Permanent section of cSCC. A, Lobules of atypical keratinocytes are present in association with well-differentiated squamous foci and keratin cysts. B, Bland-appearing cells mimicking normal perineurium surround large nerve roots up to 0.3 mm in diameter. (Hematoxylin-eosin stain; original magnifications: A, ×100; B, ×400.)

IHC labeling for epithelial membrane antigen (EMA) and cytokeratin MNF116 was used to assess for the presence of PNI (Fig 3). EMA is an ubiquitously expressed protein in the epidermis, normal perineural cells, and cSCC. In contrast, cytokeratin MNF116 stains keratinocytes, including cSCC but not nerves or perineurium. Thus, only malignant cSCC would be identified by positive staining for both EMA and cytokeratin. In this case, the cells surrounding the nerve were positive for both stains, showing that cSCC was present in the perineural space (Fig 3).

Fig 3

IHC stains confirm diagnosis of perineural cSCC with positive staining of both EMA and MNF116 within a large caliber nerve root. A, EMA stain: both cSCC (black arrows, dark brown cells) and normal perineurium (red arrows, light brown cells) stain positively for EMA. B, MNF116 stain: only cSCC (black arrows) also stains positively for cytokeratin MNF116.

The presence of tumor cells within the perineural space confirmed that cSCC with PNI was present at the deep surgical margin within a large caliber nerve root. Given the increased risk of local recurrence, the patient was treated with adjuvant radiation therapy (RT). He completed 5000 cGy of electron beam RT 5 months after MMS without significant sequelae. Three years later, there was no evidence of recurrence or neurologic deficit.

Discussion

Approximately 2% to 14% of cSCCs exhibit PNI,1, 2 defined histologically by tumor cells within the perineural space. PNI in cSCC correlates with a more aggressive clinical course, leading to higher recurrence and mortality rates.1, 2 In the American Joint Committee on Cancer Eighth Edition guidelines, PNI is one of 4 factors that elevates cSCC to the high-risk T3 stage. Treatment with MMS, which allows for complete microscopic margin control, is optimal for such high-risk cSCC. Nevertheless, there may be false-negative margins with routine sections in cases of subtle PNI. In the case presented here, the patient had a prior cSCC with focal PNI that was surgically excised with negative margins 3 cm distal to the presenting lesion. Thus, there was increased risk of PNI and aggressive biological behavior in this satellite lesion. As this case demonstrates, accurate identification of PNI provides essential prognostic information and supports the use of adjuvant therapy that may improve patient outcomes.

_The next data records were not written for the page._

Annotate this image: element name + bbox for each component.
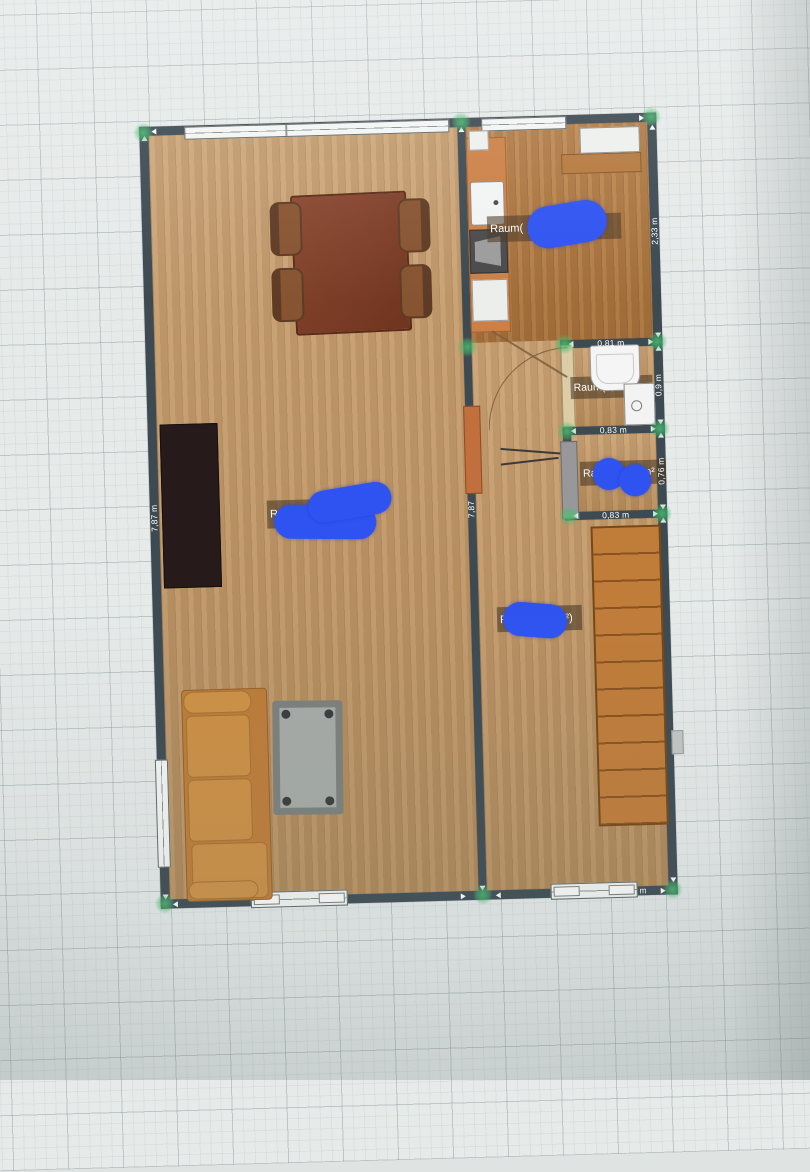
dimension-text: 0,83 m [600,425,627,435]
kitchen-cabinet-corner[interactable] [468,130,489,151]
dimension-text: 0,9 m [654,374,664,397]
faucet-dot [493,200,498,205]
grid-canvas[interactable]: Raum( m²) R ) Rau m²) Raum( m² Raum(0,7 [0,0,810,1172]
sofa-armrest [183,690,252,714]
dining-table[interactable] [290,191,412,336]
dimension-text: 7,87 m [150,504,160,531]
wall-junction-handle[interactable] [641,106,662,127]
dining-chair[interactable] [271,267,304,322]
wall-junction-handle[interactable] [662,879,683,900]
dining-chair[interactable] [269,202,302,257]
dimension-text: m [639,886,647,895]
dining-chair[interactable] [397,198,430,253]
floor-plan[interactable]: Raum( m²) R ) Rau m²) Raum( m² Raum(0,7 [139,113,678,909]
coffee-table[interactable] [272,700,343,815]
wall-junction-handle[interactable] [650,418,671,439]
dining-chair[interactable] [399,264,432,319]
dimension-text: 2,33 m [650,217,660,244]
arrow-right-icon [461,893,466,899]
table-leg [281,710,290,719]
table-leg [282,797,291,806]
wall-junction-handle[interactable] [472,884,493,905]
blue-scribble [502,601,568,640]
table-leg [325,796,334,805]
dimension-text: 0,76 m [657,457,667,484]
wall-junction-handle[interactable] [155,893,176,914]
bathroom-toilet[interactable] [624,383,656,426]
sofa-cushion [186,714,252,778]
toilet-circle [631,400,642,411]
room-label-text: Raum( [490,222,523,235]
dimension-text: 7,87 [467,500,476,518]
sink-basin-line [596,353,635,384]
dimension-bathroom-right: 0,9 m [653,345,664,424]
wall-junction-handle[interactable] [652,503,673,524]
arrow-left-icon [496,892,501,898]
kitchen-cabinet-top[interactable] [579,126,640,154]
sideboard[interactable] [159,423,222,589]
sofa-cushion [187,778,253,842]
kitchen-cabinet-lower[interactable] [472,279,509,322]
dimension-storage-right: 0,76 m [656,432,667,509]
dimension-text: 0,83 m [602,510,629,520]
dimension-text: 0,81 m [597,338,624,348]
kitchen-counter-top[interactable] [561,152,642,174]
wall-junction-handle[interactable] [647,331,668,352]
stairs[interactable] [591,525,669,827]
table-leg [324,709,333,718]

Benign findings, including inflammation, fibrosis, and normal perineurium, can mimic PNI in routine sections. Conversely, as our case highlights, subtle PNI can mimic benign findings and may be missed without special stains. Previous reports suggest that IHC has an increased sensitivity for detecting infiltrative cSCC and may facilitate detection of subtle PNI. Thus, if definitive conclusions for cSCC with PNI cannot be made intraoperatively with routine sections, use of IHC stains can be instrumental in increasing accuracy of PNI detection in high-risk cases. An additional factor to consider in the determination of PNI is the phenomenon of re-excision PNI, a benign finding of mature squamous epithelial cells within the perineurium of superficial nerves within the scar of a previous excision. Immunohistochemically, malignant PNI and re-excision PNI may be indistinguishable, and clinical-pathologic correlation is therefore essential. In this case, the location of the affected nerves outside the prior surgical scar and the presence of adjacent cSCC infiltrating the subcutis and muscle ruled out benign re-excision PNI.

This case shows the beneficial role that IHC for cytokeratin and EMA play in identifying cSCC with subtle PNI. Such identification can facilitate the timely use of adjuvant RT and contribute to disease control.